Moon images show crust pulling apart
New images acquired by NASA’s Lunar Reconnaissance Orbiter (LRO) spacecraft show that the Moon’s crust is pulling apart – at least in some small areas. The high-resolution images from the Lunar Reconnaissance Orbiter Camera (LROC) provide evidence that the Moon has experienced relatively recent geologic activity.
In the new LROC images, a team of researchers discovered small, narrow trenches typically only hundreds to a few thousand meters (yards) long and tens to hundreds of meters wide, indicating the lunar crust is being pulled apart at these locations.
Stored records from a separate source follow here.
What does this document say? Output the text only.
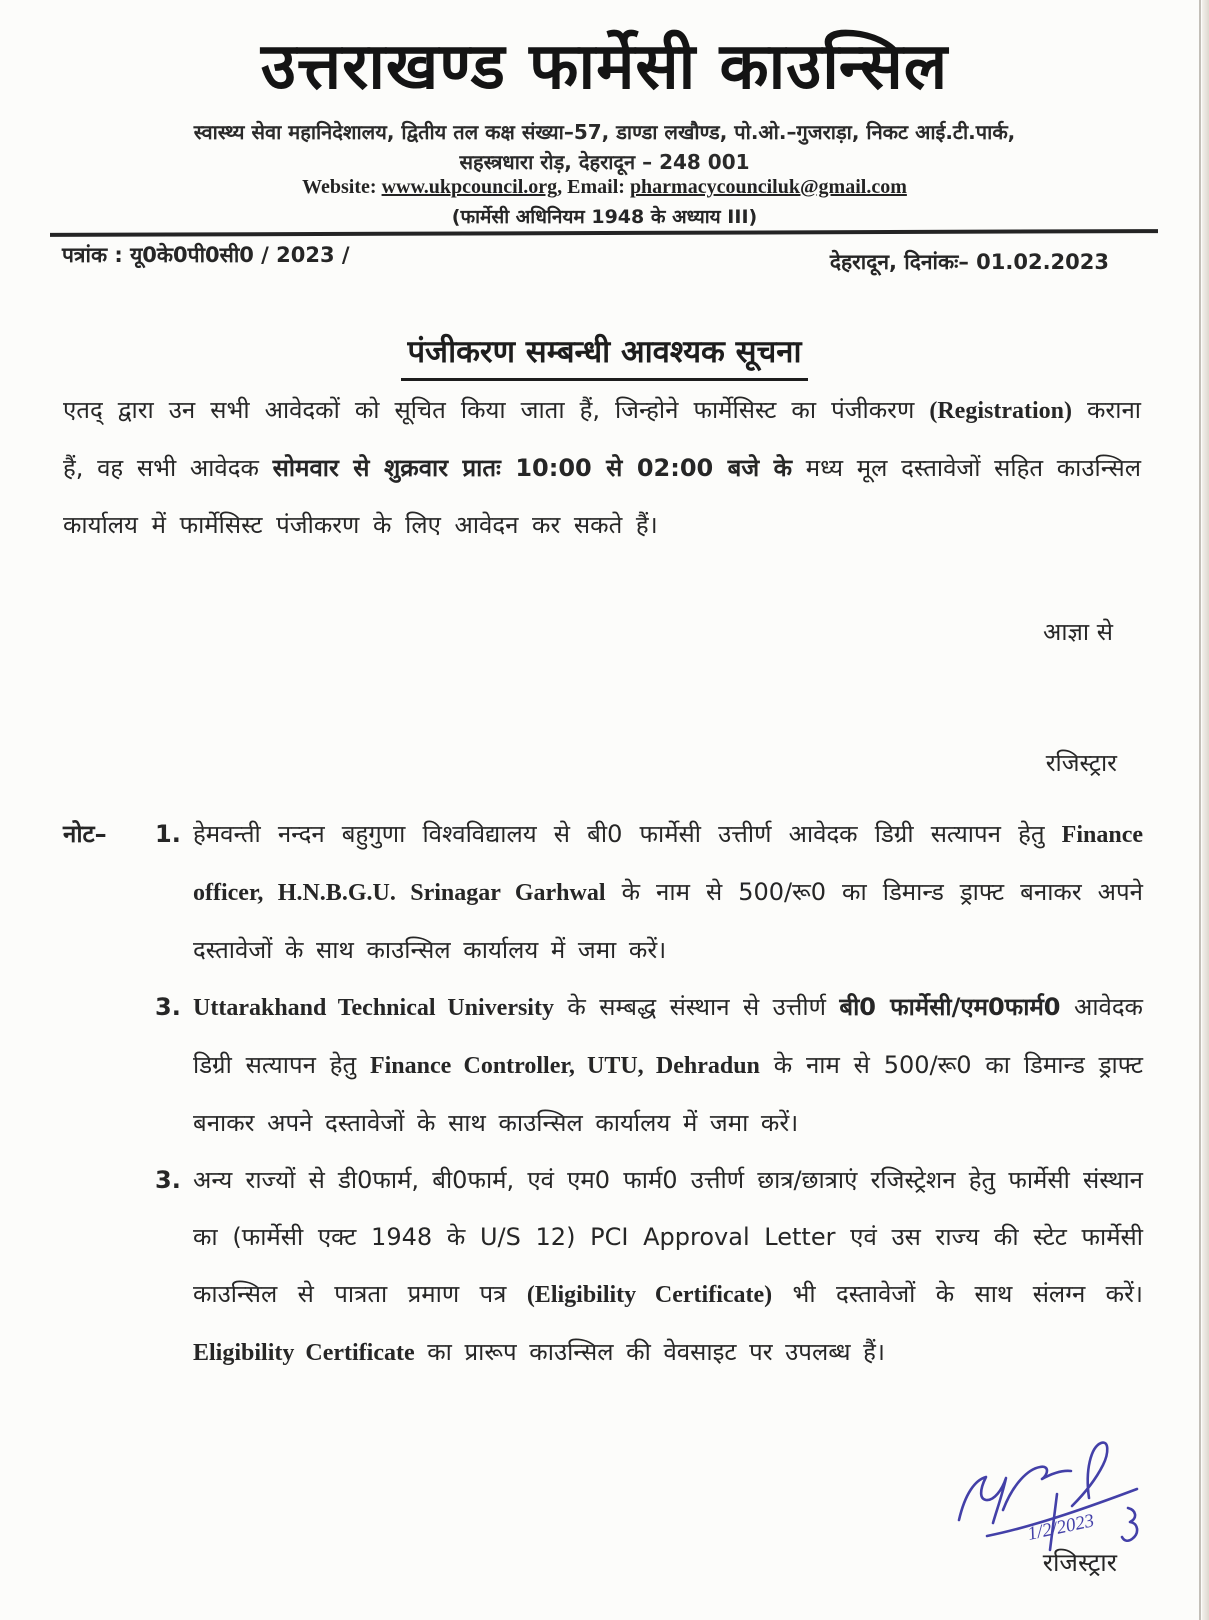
उत्तराखण्ड फार्मेसी काउन्सिल
स्वास्थ्य सेवा महानिदेशालय, द्वितीय तल कक्ष संख्या–57, डाण्डा लखौण्ड, पो.ओ.–गुजराड़ा, निकट आई.टी.पार्क,
सहस्त्रधारा रोड़, देहरादून – 248 001
Website: www.ukpcouncil.org, Email: pharmacycounciluk@gmail.com
(फार्मेसी अधिनियम 1948 के अध्याय III)
पत्रांक : यू0के0पी0सी0 / 2023 /	देहरादून, दिनांकः– 01.02.2023
पंजीकरण सम्बन्धी आवश्यक सूचना
एतद् द्वारा उन सभी आवेदकों को सूचित किया जाता हैं, जिन्होने फार्मेसिस्ट का पंजीकरण (Registration) कराना हैं, वह सभी आवेदक सोमवार से शुक्रवार प्रातः 10:00 से 02:00 बजे के मध्य मूल दस्तावेजों सहित काउन्सिल कार्यालय में फार्मेसिस्ट पंजीकरण के लिए आवेदन कर सकते हैं।
आज्ञा से
रजिस्ट्रार
नोट–	1. हेमवन्ती नन्दन बहुगुणा विश्वविद्यालय से बी0 फार्मेसी उत्तीर्ण आवेदक डिग्री सत्यापन हेतु Finance officer, H.N.B.G.U. Srinagar Garhwal के नाम से 500/रू0 का डिमान्ड ड्राफ्ट बनाकर अपने दस्तावेजों के साथ काउन्सिल कार्यालय में जमा करें।
3. Uttarakhand Technical University के सम्बद्ध संस्थान से उत्तीर्ण बी0 फार्मेसी/एम0फार्म0 आवेदक डिग्री सत्यापन हेतु Finance Controller, UTU, Dehradun के नाम से 500/रू0 का डिमान्ड ड्राफ्ट बनाकर अपने दस्तावेजों के साथ काउन्सिल कार्यालय में जमा करें।
3. अन्य राज्यों से डी0फार्म, बी0फार्म, एवं एम0 फार्म0 उत्तीर्ण छात्र/छात्राएं रजिस्ट्रेशन हेतु फार्मेसी संस्थान का (फार्मेसी एक्ट 1948 के U/S 12) PCI Approval Letter एवं उस राज्य की स्टेट फार्मेसी काउन्सिल से पात्रता प्रमाण पत्र (Eligibility Certificate) भी दस्तावेजों के साथ संलग्न करें। Eligibility Certificate का प्रारूप काउन्सिल की वेवसाइट पर उपलब्ध हैं।
1/2/2023
रजिस्ट्रार
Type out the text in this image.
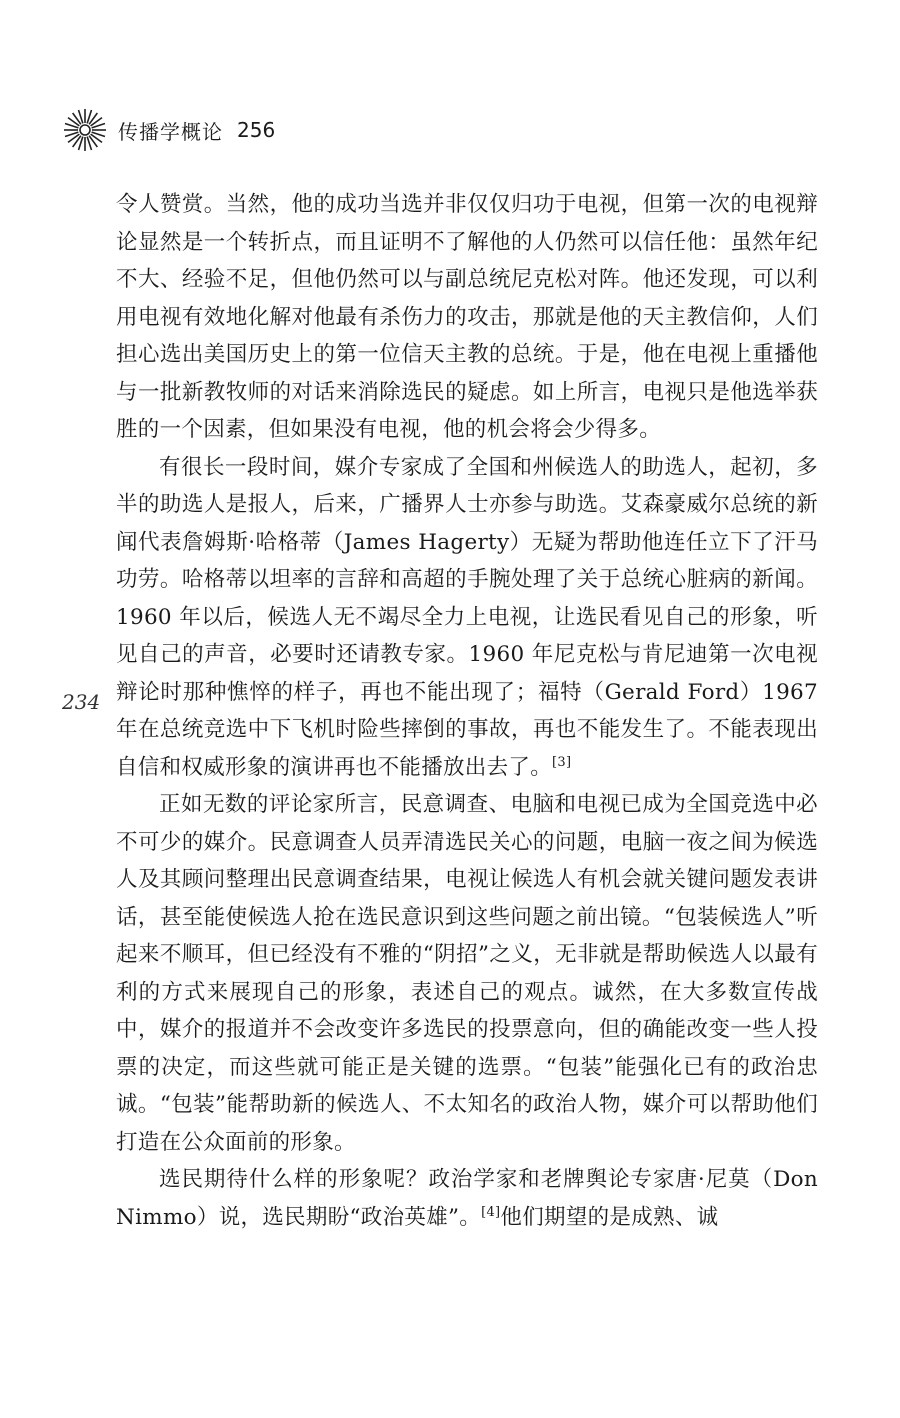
传播学概论 256
234

令人赞赏。当然，他的成功当选并非仅仅归功于电视，但第一次的电视辩论显然是一个转折点，而且证明不了解他的人仍然可以信任他：虽然年纪不大、经验不足，但他仍然可以与副总统尼克松对阵。他还发现，可以利用电视有效地化解对他最有杀伤力的攻击，那就是他的天主教信仰，人们担心选出美国历史上的第一位信天主教的总统。于是，他在电视上重播他与一批新教牧师的对话来消除选民的疑虑。如上所言，电视只是他选举获胜的一个因素，但如果没有电视，他的机会将会少得多。

有很长一段时间，媒介专家成了全国和州候选人的助选人，起初，多半的助选人是报人，后来，广播界人士亦参与助选。艾森豪威尔总统的新闻代表詹姆斯·哈格蒂（James Hagerty）无疑为帮助他连任立下了汗马功劳。哈格蒂以坦率的言辞和高超的手腕处理了关于总统心脏病的新闻。1960 年以后，候选人无不竭尽全力上电视，让选民看见自己的形象，听见自己的声音，必要时还请教专家。1960 年尼克松与肯尼迪第一次电视辩论时那种憔悴的样子，再也不能出现了；福特（Gerald Ford）1967 年在总统竞选中下飞机时险些摔倒的事故，再也不能发生了。不能表现出自信和权威形象的演讲再也不能播放出去了。[3]

正如无数的评论家所言，民意调查、电脑和电视已成为全国竞选中必不可少的媒介。民意调查人员弄清选民关心的问题，电脑一夜之间为候选人及其顾问整理出民意调查结果，电视让候选人有机会就关键问题发表讲话，甚至能使候选人抢在选民意识到这些问题之前出镜。“包装候选人”听起来不顺耳，但已经没有不雅的“阴招”之义，无非就是帮助候选人以最有利的方式来展现自己的形象，表述自己的观点。诚然，在大多数宣传战中，媒介的报道并不会改变许多选民的投票意向，但的确能改变一些人投票的决定，而这些就可能正是关键的选票。“包装”能强化已有的政治忠诚。“包装”能帮助新的候选人、不太知名的政治人物，媒介可以帮助他们打造在公众面前的形象。

选民期待什么样的形象呢？政治学家和老牌舆论专家唐·尼莫（Don Nimmo）说，选民期盼“政治英雄”。[4]他们期望的是成熟、诚
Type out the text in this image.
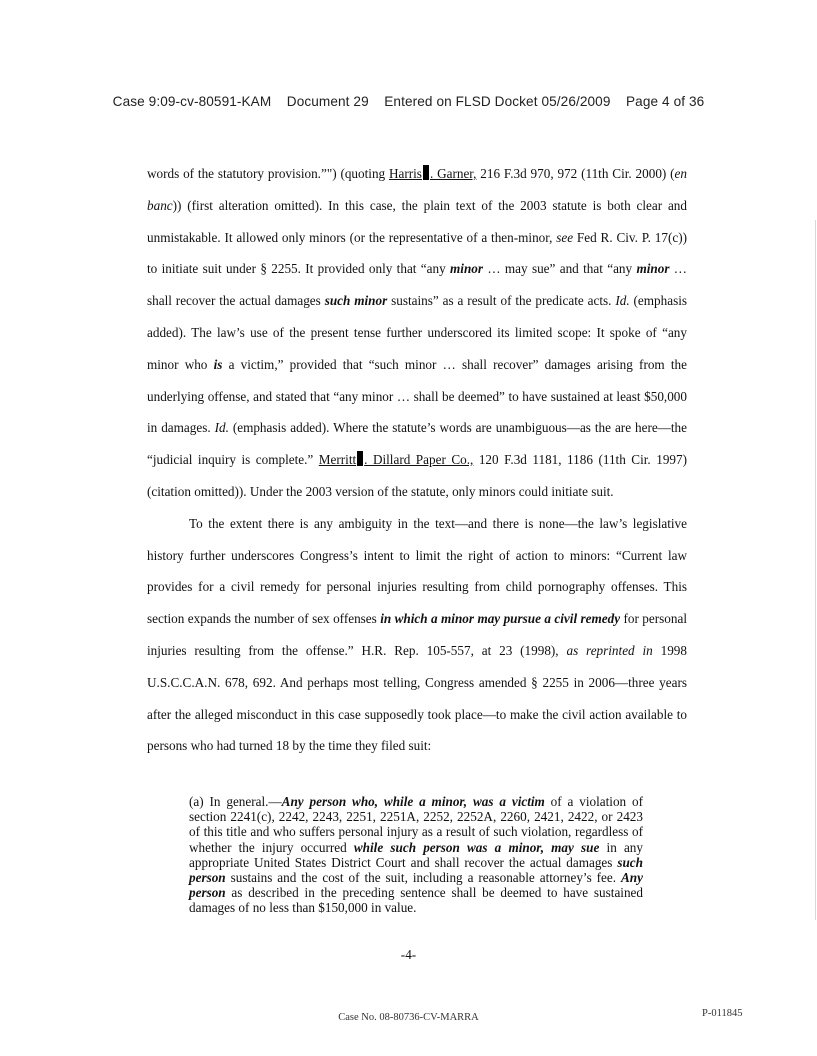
Case 9:09-cv-80591-KAM Document 29 Entered on FLSD Docket 05/26/2009 Page 4 of 36

words of the statutory provision.”") (quoting Harris . Garner, 216 F.3d 970, 972 (11th Cir. 2000) (en banc)) (first alteration omitted). In this case, the plain text of the 2003 statute is both clear and unmistakable. It allowed only minors (or the representative of a then-minor, see Fed R. Civ. P. 17(c)) to initiate suit under § 2255. It provided only that “any minor … may sue” and that “any minor … shall recover the actual damages such minor sustains” as a result of the predicate acts. Id. (emphasis added). The law’s use of the present tense further underscored its limited scope: It spoke of “any minor who is a victim,” provided that “such minor … shall recover” damages arising from the underlying offense, and stated that “any minor … shall be deemed” to have sustained at least $50,000 in damages. Id. (emphasis added). Where the statute’s words are unambiguous—as the are here—the “judicial inquiry is complete.” Merritt . Dillard Paper Co., 120 F.3d 1181, 1186 (11th Cir. 1997) (citation omitted)). Under the 2003 version of the statute, only minors could initiate suit.

To the extent there is any ambiguity in the text—and there is none—the law’s legislative history further underscores Congress’s intent to limit the right of action to minors: “Current law provides for a civil remedy for personal injuries resulting from child pornography offenses. This section expands the number of sex offenses in which a minor may pursue a civil remedy for personal injuries resulting from the offense.” H.R. Rep. 105-557, at 23 (1998), as reprinted in 1998 U.S.C.C.A.N. 678, 692. And perhaps most telling, Congress amended § 2255 in 2006—three years after the alleged misconduct in this case supposedly took place—to make the civil action available to persons who had turned 18 by the time they filed suit:

(a) In general.—Any person who, while a minor, was a victim of a violation of section 2241(c), 2242, 2243, 2251, 2251A, 2252, 2252A, 2260, 2421, 2422, or 2423 of this title and who suffers personal injury as a result of such violation, regardless of whether the injury occurred while such person was a minor, may sue in any appropriate United States District Court and shall recover the actual damages such person sustains and the cost of the suit, including a reasonable attorney’s fee. Any person as described in the preceding sentence shall be deemed to have sustained damages of no less than $150,000 in value.

-4-
Case No. 08-80736-CV-MARRA	P-011845
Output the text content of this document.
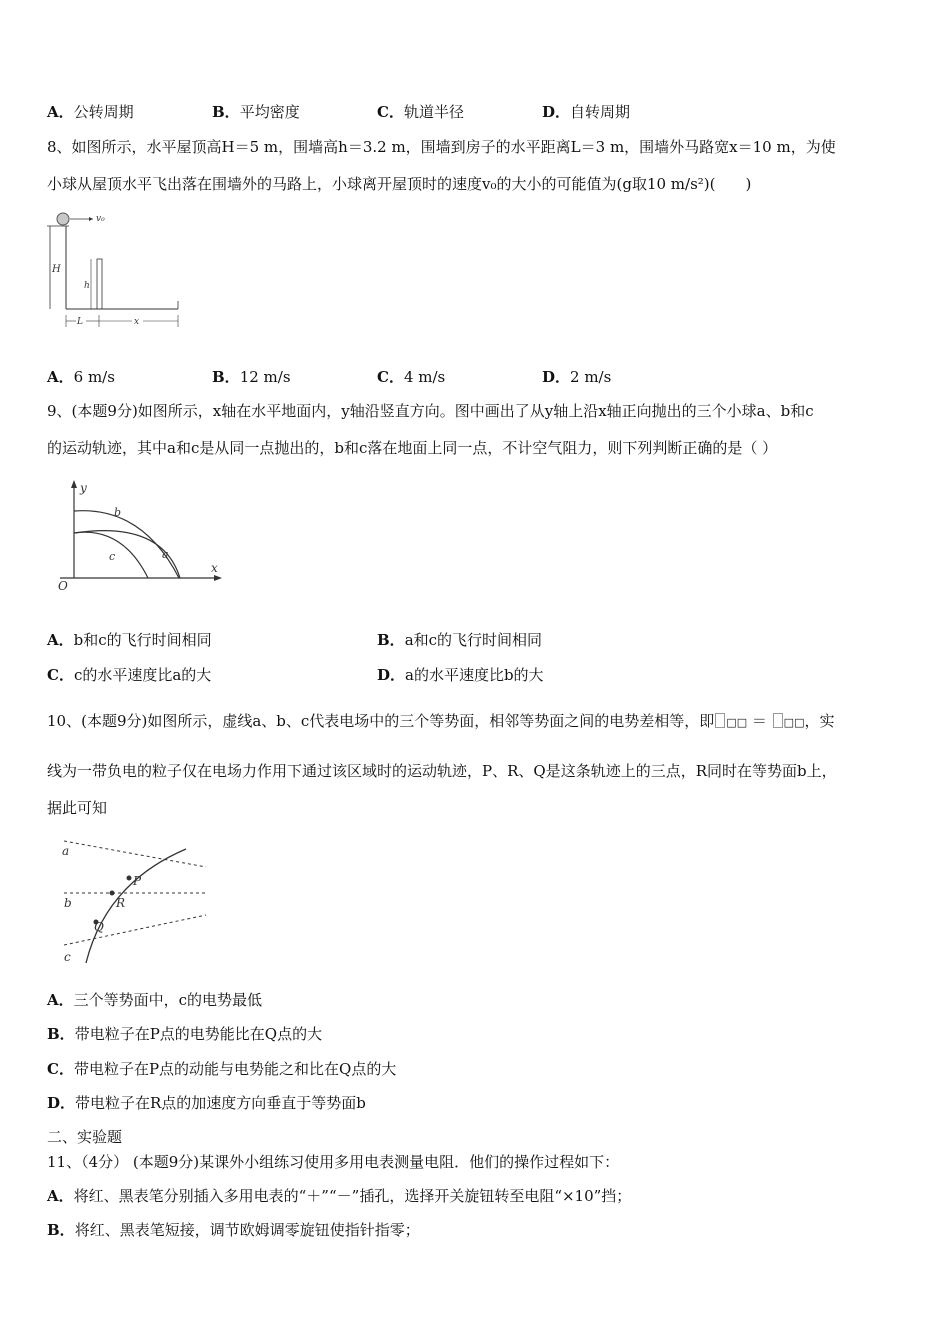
A．公转周期	B．平均密度	C．轨道半径	D．自转周期
8、如图所示，水平屋顶高H＝5 m，围墙高h＝3.2 m，围墙到房子的水平距离L＝3 m，围墙外马路宽x＝10 m，为使
小球从屋顶水平飞出落在围墙外的马路上，小球离开屋顶时的速度v₀的大小的可能值为(g取10 m/s²)(　　)
v₀
H
h
L	x
A．6 m/s	B．12 m/s	C．4 m/s	D．2 m/s
9、(本题9分)如图所示，x轴在水平地面内，y轴沿竖直方向。图中画出了从y轴上沿x轴正向抛出的三个小球a、b和c
的运动轨迹，其中a和c是从同一点抛出的，b和c落在地面上同一点，不计空气阻力，则下列判断正确的是（ ）
y
x
O
b
c	a
A．b和c的飞行时间相同	B．a和c的飞行时间相同
C．c的水平速度比a的大	D．a的水平速度比b的大
10、(本题9分)如图所示，虚线a、b、c代表电场中的三个等势面，相邻等势面之间的电势差相等，即 □□ ＝ □□，实
线为一带负电的粒子仅在电场力作用下通过该区域时的运动轨迹，P、R、Q是这条轨迹上的三点，R同时在等势面b上，
据此可知
a
b
c
P
R
Q
A．三个等势面中，c的电势最低
B．带电粒子在P点的电势能比在Q点的大
C．带电粒子在P点的动能与电势能之和比在Q点的大
D．带电粒子在R点的加速度方向垂直于等势面b
二、实验题
11、（4分） (本题9分)某课外小组练习使用多用电表测量电阻．他们的操作过程如下：
A．将红、黑表笔分别插入多用电表的“＋”“－”插孔，选择开关旋钮转至电阻“×10”挡；
B．将红、黑表笔短接，调节欧姆调零旋钮使指针指零；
These linear troughs or valleys, known as graben, are formed when crust is stretched, breaks and drops down along two bounding faults. A handful of these graben systems have been found across the lunar surface. The team proposes that the geologic activity that created the graben occurred less than 50 million years ago (very recent compared to the Moon’s current age of over 4.5 billion years).
In August, 2010, the team identified physical signs of contraction on the lunar surface, in the form of lobe-shaped ridges or scarps (known as lobate scarps), using LROC images. They suggest that these scarps indicate the Moon shrank globally in the geologically recent past and might still be shrinking today. The team saw these scarps widely distributed across the Moon and concluded that it was shrinking as the interior slowly cooled. The new images of graben therefore present a contradiction – regions of the lunar crust that are being pulled apart as the Moon shrinks.
“We think the Moon is in a general state of global contraction due to cooling of a still hot interior. The graben tell us that forces acting to shrink the Moon were overcome in places by forces acting to pull it apart,” says Thomas Watters of the Center for Earth and Planetary Studies at the Smithsonian’s National Air and Space Museum, lead author of a paper on this research appearing in the March issue of the journal Nature Geoscience. “This means the contractional forces shrinking the Moon cannot be large, or the small graben might never form.”
The small graben indicate that contractional forces in the lunar crust are relatively weak. The weak contraction indicates that unlike the terrestrial planets – Mercury, Venus, Earth, and Mars – the Moon did not completely melt in the very early stages of its evolution. Instead, an alternative scenario better fits the observations: only the Moon’s exterior initially melted forming a magma ocean.
“It was a big surprise when I spotted graben in the farside highlands,” says Mark Robinson of the School of Earth and Space Exploration at Arizona State University, coauthor and principal investigator of LROC. “I immediately targeted the area for high resolution stereo images so we could create a 3-dimensional view of the graben. It’s exciting when you discover something total unexpected. Only about half the lunar surface has been imaged in high resolution. There is much more of the Moon to be explored.”
As the LRO mission progresses and coverage increases, scientists will have a better picture of how common these young graben are, and more importantly, what other types of tectonic features are nearby. The number of graben systems the team finds may help scientists refine the state of stress in the lunar crust.